Coincidentally, the inventors were recognized on the same day that Apple and the FBI appeared before the U.S. Congress to argue the bounds of government intrusion into personal privacy—a conundrum made possible by public key cryptography.

Their award-winning invention is a two-part encryption key. A user encrypts a message with a public key (a very large number), and shares the private key required to decode it with the message’s recipient. The public encryption key permits anyone to encrypt an e-mail or transaction, but only the recipient holds the key to translate it.

Today, public key encryption is embedded into internet browsers through algorithms and protects more than $4 trillion in global financial transactions each day. “You really have to go to a lot of work not to use cryptography in your communications,” Diffie says.

For their contributions, ACM awarded Hellman, 70, and Diffie, 71, the crowning achievement in the field. But these days, neither man has much time to devote to cryptography thanks to a flurry of other commitments.

Hellman, who still lives near Stanford, spends only about 15 percent of his time on cryptography and related research.
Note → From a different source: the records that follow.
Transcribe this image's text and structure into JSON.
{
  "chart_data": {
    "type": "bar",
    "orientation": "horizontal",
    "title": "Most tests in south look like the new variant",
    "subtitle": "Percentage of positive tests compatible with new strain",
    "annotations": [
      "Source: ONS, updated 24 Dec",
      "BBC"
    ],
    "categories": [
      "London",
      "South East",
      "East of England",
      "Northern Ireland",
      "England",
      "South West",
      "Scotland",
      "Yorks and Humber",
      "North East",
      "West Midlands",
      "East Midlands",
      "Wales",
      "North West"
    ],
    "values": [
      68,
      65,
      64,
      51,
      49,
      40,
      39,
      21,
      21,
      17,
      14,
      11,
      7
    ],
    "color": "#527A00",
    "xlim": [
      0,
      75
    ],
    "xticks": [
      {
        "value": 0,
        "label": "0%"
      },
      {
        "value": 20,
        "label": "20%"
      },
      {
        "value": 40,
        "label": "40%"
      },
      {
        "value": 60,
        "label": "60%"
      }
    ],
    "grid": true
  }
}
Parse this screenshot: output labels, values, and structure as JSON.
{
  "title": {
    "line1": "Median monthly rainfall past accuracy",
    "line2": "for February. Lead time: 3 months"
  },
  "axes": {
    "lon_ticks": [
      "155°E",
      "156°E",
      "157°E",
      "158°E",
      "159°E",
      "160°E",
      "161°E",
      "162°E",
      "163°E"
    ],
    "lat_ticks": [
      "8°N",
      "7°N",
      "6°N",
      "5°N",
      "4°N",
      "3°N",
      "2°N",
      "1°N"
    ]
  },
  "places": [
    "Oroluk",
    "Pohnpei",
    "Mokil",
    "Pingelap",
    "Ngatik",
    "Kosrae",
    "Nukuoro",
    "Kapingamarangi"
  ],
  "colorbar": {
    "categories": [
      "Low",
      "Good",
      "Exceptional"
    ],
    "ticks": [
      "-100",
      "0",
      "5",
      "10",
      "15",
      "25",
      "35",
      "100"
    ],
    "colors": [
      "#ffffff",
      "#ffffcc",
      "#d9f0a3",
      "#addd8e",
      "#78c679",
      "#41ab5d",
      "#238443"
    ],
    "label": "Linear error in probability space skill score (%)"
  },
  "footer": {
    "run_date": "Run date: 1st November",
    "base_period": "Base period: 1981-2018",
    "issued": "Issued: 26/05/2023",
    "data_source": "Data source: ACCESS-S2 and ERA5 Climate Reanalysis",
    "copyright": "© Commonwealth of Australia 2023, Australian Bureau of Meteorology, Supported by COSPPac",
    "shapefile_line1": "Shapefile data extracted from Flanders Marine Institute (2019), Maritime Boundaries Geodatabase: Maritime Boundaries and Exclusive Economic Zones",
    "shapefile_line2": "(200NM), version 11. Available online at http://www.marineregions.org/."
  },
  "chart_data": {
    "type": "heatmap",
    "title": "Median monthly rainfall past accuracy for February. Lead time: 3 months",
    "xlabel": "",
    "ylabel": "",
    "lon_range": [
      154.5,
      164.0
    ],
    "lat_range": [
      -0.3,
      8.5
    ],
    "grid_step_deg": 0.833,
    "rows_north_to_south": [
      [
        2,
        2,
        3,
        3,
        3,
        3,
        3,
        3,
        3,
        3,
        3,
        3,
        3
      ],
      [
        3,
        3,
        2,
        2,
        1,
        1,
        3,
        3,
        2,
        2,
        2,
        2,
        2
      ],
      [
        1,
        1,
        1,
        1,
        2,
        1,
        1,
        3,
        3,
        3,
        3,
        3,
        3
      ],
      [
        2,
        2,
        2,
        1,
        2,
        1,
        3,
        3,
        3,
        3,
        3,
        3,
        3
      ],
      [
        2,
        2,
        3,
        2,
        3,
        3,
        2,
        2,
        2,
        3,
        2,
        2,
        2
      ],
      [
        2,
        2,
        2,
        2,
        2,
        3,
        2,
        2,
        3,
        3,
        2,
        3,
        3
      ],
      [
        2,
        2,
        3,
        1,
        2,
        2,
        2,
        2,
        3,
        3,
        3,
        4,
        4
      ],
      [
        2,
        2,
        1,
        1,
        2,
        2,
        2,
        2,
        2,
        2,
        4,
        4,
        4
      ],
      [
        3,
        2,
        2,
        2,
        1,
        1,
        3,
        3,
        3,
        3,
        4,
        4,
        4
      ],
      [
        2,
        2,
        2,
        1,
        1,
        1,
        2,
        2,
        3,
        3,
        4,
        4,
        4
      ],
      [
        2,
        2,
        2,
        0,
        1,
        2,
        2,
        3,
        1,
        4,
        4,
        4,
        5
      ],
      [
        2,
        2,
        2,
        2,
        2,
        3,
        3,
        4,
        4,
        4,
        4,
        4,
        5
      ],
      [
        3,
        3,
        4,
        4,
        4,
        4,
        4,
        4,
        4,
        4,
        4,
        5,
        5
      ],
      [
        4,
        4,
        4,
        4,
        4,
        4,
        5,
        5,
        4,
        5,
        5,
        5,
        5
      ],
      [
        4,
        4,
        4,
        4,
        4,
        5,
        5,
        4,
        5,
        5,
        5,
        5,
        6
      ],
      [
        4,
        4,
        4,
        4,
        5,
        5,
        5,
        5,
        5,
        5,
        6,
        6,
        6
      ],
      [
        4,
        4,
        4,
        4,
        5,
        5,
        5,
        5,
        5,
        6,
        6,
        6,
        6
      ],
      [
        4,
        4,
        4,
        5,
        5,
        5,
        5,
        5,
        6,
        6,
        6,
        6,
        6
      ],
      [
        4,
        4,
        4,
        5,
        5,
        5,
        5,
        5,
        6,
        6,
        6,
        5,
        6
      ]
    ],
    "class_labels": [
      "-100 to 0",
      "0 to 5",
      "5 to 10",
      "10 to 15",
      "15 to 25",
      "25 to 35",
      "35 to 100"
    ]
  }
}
He devotes the remainder to urging his fellow citizens to join him in trying to avert nuclear world war.

In fact, he will spend a good chunk of his prize money promoting a book co-written with his wife, Dorothie, that instructs readers on how to achieve personal harmony in relationships and marriages while also working toward global peace. Hellman says his own marriage was “in trouble” in the 1980s when he and Dorothie first attended a spiritual meeting about environmental stewardship and became passionate about avoiding nuclear destruction. He says working together toward a common goal saved their marriage.

In 2008, Hellman published an original risk analysis applying methods commonly used to assess the chances of a meltdown at nuclear reactors to calculate the likelihood of a nuclear war spurred by an event modeled off the 1969 Cuban Missile Crisis. He found the odds to be between 2 chances in 10,000 per year to 5 in 1,000 per year—which he says is higher than what many people and politicians would assume.

“Almost no one's interested in nuclear weapons even though they should be,” he says. “It's like it's a problem of the past.” Last August, Hellman was among 29 scientists who signed a letter to U.S. President Barack Obama in support of the Iran deal.

Though they no longer work closely together, Hellman still runs into Diffie from time to time when the two attend meetings at Stanford’s Center for International Security and Cooperation. Diffie remains a champion for personal security and protection, urging thoughtful public discussion during a period that he says represents a critical juncture for the future of privacy.

While some privacy advocates fight against companies that mine databases and shopping receipts to construct detailed customer profiles, Diffie is more concerned about political abuse and prying government eyes. I don't see how you can have a free society without enough communications privacy to discuss politics with our friends without the government knowing about it,” he says.

Diffie is still drawn to cryptodesign and cryptomathemetics but spends most of his time helping a half dozen startups working on digital security issues. Among them is Chicago-based Wickr, which has created its own encryption technology. He also still lives near Stanford, and visits the same café each morning for breakfast.

Both Hellman and Diffie say one of the biggest perks of receiving the Turing Award is that it will raise the profiles of the causes they care most about. Hellman in particular says the original doubts that others had about his cryptography work still helps him put new challenges in perspective.

“It was very wise to do something so foolish, in hindsight,” he says.

This story was corrected on 4 March.